Cedars-Sinai investigators, in collaboration with Axiom Space of Houston, are sending stem cells to space in early May to explore whether microgravity can make it easier and more efficient to produce large batches of stem cells.
This is the first of a series of missions funded by NASA where, for the first time, induced pluripotent stem cells (iPSCs) will be manufactured in space by astronauts.
Astronauts on the International Space Station will grow and differentiate the stem cells to see whether microgravity has any impact on the way the cells develop into other cell types like brain and heart cells.
“A major challenge for using iPSCs for therapies in humans is making enough of them at very high quality,” said co-principal investigator Arun Sharma, PhD, a stem cell biologist in the Board of Governors Regenerative Medicine Institute and Smidt Heart Institute at Cedars-Sinai. “We want to be able to mass-produce them by the billions so that we can utilize them for a number of different applications, including discovering new drugs that may be able to improve heart function. And while we've gotten better at this over the last few years, there are still certain limitations when it comes to production of these stem cells, and we think microgravity may be able to overcome some of these.”
A pluripotent stem cell is a very powerful type of cell that has been reprogrammed from an adult cell to go back in time to a powerful state of “pluripotency,” in which the cell can be turned into nearly any cell type found in the human body. Once in this state, it can then be developed into models of disease and used for tailored treatments.
However, one of the main issues with producing iPSCs on Earth may involve gravity-induced tension, which makes it hard for cells to expand and grow. In a low-gravity environment, this stress may no longer present a barrier, potentially making it easier for stem cells to multiply faster.“Gravity constantly pulls these pluripotent stem cells towards Earth, putting pressure on them and providing a stimulus to start turning into other cell types, but in microgravity that effect will no longer be there,” said Clive Svendsen, PhD, executive director of the Cedars-Sinai Board of Governors Regenerative Medicine Institute and co-principal investigator on the mission. “When the stress of gravity is not there pulling on the cells, we want to test whether they grow faster, have fewer genetic changes and remain in the pluripotent state. Then, when we turn them into the critical cells we need for healthcare, we will see if they do it better in microgravity. That is the goal of this new mission, and we are all very excited to see what happens up there.”

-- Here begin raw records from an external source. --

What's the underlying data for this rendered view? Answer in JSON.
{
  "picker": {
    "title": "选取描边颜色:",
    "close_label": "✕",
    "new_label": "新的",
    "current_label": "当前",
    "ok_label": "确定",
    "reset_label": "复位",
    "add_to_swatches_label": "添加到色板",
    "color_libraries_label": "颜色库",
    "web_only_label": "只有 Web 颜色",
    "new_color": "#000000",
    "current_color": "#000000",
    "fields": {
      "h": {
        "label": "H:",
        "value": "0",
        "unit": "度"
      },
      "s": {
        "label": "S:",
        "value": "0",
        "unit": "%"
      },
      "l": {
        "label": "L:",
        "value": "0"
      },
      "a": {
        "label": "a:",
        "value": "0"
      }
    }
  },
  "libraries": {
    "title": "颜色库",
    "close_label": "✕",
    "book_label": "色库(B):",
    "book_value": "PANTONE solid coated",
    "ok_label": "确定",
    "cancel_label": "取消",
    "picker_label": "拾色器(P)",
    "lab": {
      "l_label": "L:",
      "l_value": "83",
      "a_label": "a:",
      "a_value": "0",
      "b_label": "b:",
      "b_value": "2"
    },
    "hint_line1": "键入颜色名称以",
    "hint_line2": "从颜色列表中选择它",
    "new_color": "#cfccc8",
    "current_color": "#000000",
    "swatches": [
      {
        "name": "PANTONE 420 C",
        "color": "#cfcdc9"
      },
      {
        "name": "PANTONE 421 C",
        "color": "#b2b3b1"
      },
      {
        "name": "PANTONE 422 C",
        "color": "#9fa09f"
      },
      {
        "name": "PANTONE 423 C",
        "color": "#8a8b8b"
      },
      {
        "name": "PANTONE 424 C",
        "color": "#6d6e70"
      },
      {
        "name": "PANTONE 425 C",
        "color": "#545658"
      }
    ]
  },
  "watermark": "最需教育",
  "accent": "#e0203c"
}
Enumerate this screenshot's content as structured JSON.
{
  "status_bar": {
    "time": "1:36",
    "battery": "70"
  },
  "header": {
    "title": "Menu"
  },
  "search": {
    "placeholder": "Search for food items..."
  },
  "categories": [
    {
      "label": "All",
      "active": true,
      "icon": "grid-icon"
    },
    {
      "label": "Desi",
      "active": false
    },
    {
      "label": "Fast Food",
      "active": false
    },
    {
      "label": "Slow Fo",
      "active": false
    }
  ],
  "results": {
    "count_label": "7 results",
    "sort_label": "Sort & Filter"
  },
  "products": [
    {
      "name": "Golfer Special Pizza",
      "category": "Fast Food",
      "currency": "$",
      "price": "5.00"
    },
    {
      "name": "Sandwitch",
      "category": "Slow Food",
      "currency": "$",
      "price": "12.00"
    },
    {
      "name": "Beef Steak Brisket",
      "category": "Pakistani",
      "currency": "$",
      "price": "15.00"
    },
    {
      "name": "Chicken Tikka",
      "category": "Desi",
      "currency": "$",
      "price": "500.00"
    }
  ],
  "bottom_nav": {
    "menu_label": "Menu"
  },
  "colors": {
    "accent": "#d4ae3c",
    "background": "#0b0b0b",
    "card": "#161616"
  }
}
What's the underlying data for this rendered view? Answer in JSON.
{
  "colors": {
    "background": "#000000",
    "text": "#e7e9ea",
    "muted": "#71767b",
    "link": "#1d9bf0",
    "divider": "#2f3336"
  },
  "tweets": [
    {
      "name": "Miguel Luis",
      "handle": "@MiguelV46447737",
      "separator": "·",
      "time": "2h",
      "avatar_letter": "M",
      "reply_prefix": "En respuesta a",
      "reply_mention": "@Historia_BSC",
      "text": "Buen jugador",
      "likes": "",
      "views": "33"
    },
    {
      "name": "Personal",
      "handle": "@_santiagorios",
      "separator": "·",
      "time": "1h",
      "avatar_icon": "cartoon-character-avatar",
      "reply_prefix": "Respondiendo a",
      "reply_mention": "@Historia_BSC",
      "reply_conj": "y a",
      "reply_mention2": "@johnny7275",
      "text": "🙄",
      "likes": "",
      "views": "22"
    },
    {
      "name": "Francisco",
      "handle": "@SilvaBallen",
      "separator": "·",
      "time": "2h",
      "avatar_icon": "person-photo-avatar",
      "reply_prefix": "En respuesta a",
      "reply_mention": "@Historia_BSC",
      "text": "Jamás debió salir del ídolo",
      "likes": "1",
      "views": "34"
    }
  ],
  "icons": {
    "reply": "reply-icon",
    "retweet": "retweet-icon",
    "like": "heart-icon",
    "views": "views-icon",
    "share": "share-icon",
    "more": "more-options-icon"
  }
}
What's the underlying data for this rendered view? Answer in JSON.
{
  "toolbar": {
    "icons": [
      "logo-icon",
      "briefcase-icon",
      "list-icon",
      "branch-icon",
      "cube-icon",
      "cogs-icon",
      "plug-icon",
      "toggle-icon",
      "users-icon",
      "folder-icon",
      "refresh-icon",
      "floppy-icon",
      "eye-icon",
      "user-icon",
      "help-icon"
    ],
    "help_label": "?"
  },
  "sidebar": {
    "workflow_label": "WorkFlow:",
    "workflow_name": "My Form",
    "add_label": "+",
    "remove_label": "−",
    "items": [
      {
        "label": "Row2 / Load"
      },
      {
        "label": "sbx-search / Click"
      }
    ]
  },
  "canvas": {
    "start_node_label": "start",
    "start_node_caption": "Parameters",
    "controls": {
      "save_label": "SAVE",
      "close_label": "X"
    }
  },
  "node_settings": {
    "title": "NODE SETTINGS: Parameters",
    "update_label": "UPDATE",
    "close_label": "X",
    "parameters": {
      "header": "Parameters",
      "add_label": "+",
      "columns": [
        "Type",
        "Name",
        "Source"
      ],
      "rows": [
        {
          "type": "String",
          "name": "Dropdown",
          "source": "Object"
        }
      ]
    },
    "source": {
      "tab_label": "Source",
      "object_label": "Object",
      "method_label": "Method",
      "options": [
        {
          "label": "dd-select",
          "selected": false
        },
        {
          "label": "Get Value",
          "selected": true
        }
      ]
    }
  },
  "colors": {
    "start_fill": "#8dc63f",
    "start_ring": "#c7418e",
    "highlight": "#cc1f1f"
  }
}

The upcoming missions also combine the stem cell expertise of Dhruv Sareen, PhD, and his team, who are already manufacturing clinical-grade stem cells at the Cedars-Sinai Biomanufacturing Center and are collaborators on the NASA grant.
No earlier than May 8, a SpaceX Falcon 9 rocket will launch the Ax-2 crew aboard a Dragon spacecraft to the International Space Station from Launch Complex 39A at NASA’s Kennedy Space Center in Florida.
The Cedars-Sinai team, which also includes postdoctoral fellow Maedeh Mozneb, PhD, and research associate Madelyn Arzt, will be on site for a week at the Kennedy Space Center to prepare the stem cells and load them onto the Dragon spacecraft. The first mission will be approximately one week in duration and is in preparation for longer missions in the months to come. Stem cells will be examined for how well they divide and take up DNA during spaceflight.
"It is exciting to see the wide range of important research that will be conducted on this mission and to be taking the first steps in developing future in-space manufacturing applications for some of our biomedical products," said Christian Maender, executive vice president of in-space solutions at Axiom Space. "We are pleased to have the opportunity with our private astronaut missions to advance this important work as we build a future commercial space economy.”